What is Section 122 of the Trade Act of 1974?
Section 122 grants the President the authority to impose temporary import surcharges, or tariffs, to address “large and serious U.S. Balance of payments deficits” or “fundamental problems in international payments.” The law was originally enacted in 1974, shortly after President Nixon imposed a 10% global tariff in 1971 to address similar economic concerns.
Key Features of Section 122
- Tariff Limit: The President can impose tariffs of up to 15%.
- Temporary Nature: Any tariffs imposed under Section 122 are limited to a maximum duration of 150 days.
- Congressional Review: Extending the tariffs beyond 150 days requires Congressional approval.
- Rapid Response: Section 122 was designed as a quick-response tool to address short-term international financial instability.
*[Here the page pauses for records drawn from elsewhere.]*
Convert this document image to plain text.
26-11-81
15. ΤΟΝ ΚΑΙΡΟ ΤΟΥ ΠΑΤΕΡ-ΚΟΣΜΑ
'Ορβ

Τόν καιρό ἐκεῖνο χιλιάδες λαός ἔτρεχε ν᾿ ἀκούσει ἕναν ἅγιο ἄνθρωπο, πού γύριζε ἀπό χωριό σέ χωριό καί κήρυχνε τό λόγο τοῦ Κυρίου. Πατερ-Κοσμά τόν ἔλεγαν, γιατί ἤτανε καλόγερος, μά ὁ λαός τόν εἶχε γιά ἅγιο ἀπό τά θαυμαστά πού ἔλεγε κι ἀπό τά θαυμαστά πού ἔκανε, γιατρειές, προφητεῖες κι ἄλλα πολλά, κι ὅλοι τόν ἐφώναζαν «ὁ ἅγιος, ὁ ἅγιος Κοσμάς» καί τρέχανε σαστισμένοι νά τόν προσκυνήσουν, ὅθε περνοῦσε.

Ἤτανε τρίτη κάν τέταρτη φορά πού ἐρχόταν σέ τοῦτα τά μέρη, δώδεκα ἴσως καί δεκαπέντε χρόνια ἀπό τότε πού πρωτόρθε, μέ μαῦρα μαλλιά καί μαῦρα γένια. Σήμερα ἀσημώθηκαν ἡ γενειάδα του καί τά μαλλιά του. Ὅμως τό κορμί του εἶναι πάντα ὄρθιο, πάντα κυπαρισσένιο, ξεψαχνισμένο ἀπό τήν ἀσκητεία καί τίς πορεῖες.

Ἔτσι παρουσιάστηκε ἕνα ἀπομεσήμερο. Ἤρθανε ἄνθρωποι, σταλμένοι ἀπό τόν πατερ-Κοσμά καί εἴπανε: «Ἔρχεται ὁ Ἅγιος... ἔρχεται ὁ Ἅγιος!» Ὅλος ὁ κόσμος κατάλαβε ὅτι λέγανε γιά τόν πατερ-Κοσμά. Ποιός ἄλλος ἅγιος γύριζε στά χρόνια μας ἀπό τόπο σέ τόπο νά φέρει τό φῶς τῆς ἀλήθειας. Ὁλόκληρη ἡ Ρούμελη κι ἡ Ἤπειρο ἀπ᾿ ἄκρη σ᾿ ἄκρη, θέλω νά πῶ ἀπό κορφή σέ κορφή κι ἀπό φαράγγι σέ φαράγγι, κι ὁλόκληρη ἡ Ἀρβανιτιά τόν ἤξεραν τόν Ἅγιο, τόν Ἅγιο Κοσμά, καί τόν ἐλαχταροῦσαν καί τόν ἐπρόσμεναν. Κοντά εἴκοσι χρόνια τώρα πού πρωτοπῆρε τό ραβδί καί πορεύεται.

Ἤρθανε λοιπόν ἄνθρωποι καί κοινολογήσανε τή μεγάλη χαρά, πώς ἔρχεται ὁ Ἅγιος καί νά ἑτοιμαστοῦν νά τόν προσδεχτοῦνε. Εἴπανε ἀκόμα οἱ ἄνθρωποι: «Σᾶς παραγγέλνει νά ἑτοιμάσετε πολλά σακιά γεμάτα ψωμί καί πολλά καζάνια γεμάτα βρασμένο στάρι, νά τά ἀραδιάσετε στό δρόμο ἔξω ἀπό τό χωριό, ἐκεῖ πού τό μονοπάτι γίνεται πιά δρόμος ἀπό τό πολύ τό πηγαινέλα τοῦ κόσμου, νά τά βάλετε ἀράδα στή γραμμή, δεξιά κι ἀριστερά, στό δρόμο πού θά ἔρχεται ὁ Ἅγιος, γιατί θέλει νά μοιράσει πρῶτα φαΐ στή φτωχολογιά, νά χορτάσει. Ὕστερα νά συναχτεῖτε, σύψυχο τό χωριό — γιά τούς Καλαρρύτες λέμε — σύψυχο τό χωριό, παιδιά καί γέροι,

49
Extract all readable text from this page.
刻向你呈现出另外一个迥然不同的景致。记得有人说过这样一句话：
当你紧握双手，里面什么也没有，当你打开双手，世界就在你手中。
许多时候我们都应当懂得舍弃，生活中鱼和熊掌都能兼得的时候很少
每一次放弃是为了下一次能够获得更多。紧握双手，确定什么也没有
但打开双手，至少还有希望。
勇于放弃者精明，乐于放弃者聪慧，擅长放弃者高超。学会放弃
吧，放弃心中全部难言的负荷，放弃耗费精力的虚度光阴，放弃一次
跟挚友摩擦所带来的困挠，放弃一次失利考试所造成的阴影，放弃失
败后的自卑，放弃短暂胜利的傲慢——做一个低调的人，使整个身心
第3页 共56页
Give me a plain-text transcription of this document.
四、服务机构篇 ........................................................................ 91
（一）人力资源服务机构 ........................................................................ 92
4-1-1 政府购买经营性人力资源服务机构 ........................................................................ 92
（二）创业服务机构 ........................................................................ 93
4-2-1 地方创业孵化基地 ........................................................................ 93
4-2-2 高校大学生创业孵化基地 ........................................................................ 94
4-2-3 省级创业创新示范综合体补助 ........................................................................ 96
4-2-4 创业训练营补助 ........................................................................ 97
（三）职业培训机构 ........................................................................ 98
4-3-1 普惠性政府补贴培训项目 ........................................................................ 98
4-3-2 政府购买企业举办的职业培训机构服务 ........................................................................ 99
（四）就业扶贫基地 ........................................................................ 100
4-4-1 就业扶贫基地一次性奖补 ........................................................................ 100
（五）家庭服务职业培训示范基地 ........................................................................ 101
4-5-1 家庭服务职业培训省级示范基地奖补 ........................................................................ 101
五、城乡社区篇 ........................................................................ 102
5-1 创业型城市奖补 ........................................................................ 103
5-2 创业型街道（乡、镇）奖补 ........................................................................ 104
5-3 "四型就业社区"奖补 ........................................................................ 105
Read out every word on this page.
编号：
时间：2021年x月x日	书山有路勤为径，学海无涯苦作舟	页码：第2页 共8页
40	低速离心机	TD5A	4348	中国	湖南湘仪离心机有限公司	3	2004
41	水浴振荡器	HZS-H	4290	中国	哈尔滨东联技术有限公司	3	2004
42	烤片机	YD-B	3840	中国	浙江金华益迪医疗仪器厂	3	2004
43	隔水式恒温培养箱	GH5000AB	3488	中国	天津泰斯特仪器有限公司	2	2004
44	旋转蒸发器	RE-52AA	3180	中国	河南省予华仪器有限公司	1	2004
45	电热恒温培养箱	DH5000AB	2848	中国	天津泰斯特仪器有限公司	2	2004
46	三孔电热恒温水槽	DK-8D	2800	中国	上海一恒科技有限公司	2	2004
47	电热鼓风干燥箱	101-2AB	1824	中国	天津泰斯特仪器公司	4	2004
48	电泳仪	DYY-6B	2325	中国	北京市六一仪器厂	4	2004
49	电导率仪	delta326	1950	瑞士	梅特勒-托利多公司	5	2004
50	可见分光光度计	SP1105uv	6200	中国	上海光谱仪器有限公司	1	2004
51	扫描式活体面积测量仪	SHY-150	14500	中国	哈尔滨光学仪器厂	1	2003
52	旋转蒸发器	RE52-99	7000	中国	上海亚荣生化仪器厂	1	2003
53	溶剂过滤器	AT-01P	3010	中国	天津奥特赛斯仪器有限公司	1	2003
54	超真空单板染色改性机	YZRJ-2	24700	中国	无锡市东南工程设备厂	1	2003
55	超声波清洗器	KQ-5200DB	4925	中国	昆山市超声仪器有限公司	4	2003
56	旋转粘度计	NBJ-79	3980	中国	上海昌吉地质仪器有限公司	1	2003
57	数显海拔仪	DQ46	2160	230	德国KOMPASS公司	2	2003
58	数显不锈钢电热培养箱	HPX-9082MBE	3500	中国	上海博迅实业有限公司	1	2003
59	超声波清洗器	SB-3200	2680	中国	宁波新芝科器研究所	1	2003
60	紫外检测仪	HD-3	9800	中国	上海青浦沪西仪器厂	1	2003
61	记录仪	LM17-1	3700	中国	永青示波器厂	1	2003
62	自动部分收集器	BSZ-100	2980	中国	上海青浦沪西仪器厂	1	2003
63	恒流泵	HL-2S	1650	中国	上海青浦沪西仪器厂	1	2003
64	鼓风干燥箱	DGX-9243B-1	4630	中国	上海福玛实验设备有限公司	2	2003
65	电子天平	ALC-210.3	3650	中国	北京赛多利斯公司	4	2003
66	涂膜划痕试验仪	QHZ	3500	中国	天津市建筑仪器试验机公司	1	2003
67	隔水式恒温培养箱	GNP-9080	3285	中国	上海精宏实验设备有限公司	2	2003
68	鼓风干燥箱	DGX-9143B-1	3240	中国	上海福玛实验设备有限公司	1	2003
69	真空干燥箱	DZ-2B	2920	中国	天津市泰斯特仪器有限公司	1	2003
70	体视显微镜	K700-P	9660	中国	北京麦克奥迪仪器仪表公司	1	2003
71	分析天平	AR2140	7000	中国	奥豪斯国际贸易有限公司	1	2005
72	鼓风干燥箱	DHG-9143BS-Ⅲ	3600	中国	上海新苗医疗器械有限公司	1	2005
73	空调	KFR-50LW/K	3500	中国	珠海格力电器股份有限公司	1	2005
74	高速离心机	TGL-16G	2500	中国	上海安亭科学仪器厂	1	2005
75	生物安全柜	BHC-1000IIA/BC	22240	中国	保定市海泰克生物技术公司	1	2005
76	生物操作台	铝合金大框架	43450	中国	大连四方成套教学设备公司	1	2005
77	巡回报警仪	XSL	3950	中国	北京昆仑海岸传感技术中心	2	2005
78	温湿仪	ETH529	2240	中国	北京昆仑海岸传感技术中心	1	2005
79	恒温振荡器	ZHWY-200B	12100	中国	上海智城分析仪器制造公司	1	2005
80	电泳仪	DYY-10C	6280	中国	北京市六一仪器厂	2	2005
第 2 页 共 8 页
How Does Section 122 Differ from IEEPA?
Trump’s previous use of tariffs relied on the International Emergency Economic Powers Act (IEEPA). However, the Supreme Court recently ruled that IEEPA did not explicitly authorize the imposition of tariffs. Section 122 provides a specific, albeit temporary, statutory basis for imposing tariffs related to balance of payments issues, unlike IEEPA which concerns national emergencies.
Potential Implications and Legal Challenges
The invocation of Section 122 is unprecedented, and its legal interpretation remains uncertain. Courts may scrutinize whether the current economic conditions genuinely meet the criteria of “large and serious” balance of payments deficits required to justify the tariffs. The 150-day limit necessitates either Congressional action to extend the tariffs or a new justification for their continuation.
Historical Context: The “Nixon Shock”
The Trade Act of 1974, including Section 122, was a direct response to President Nixon’s imposition of a 10% tariff on all imports in 1971, an event known as the “Nixon Shock.” This earlier action was taken to address balance of payments concerns and prompted Congress to establish clearer guidelines for presidential tariff authority.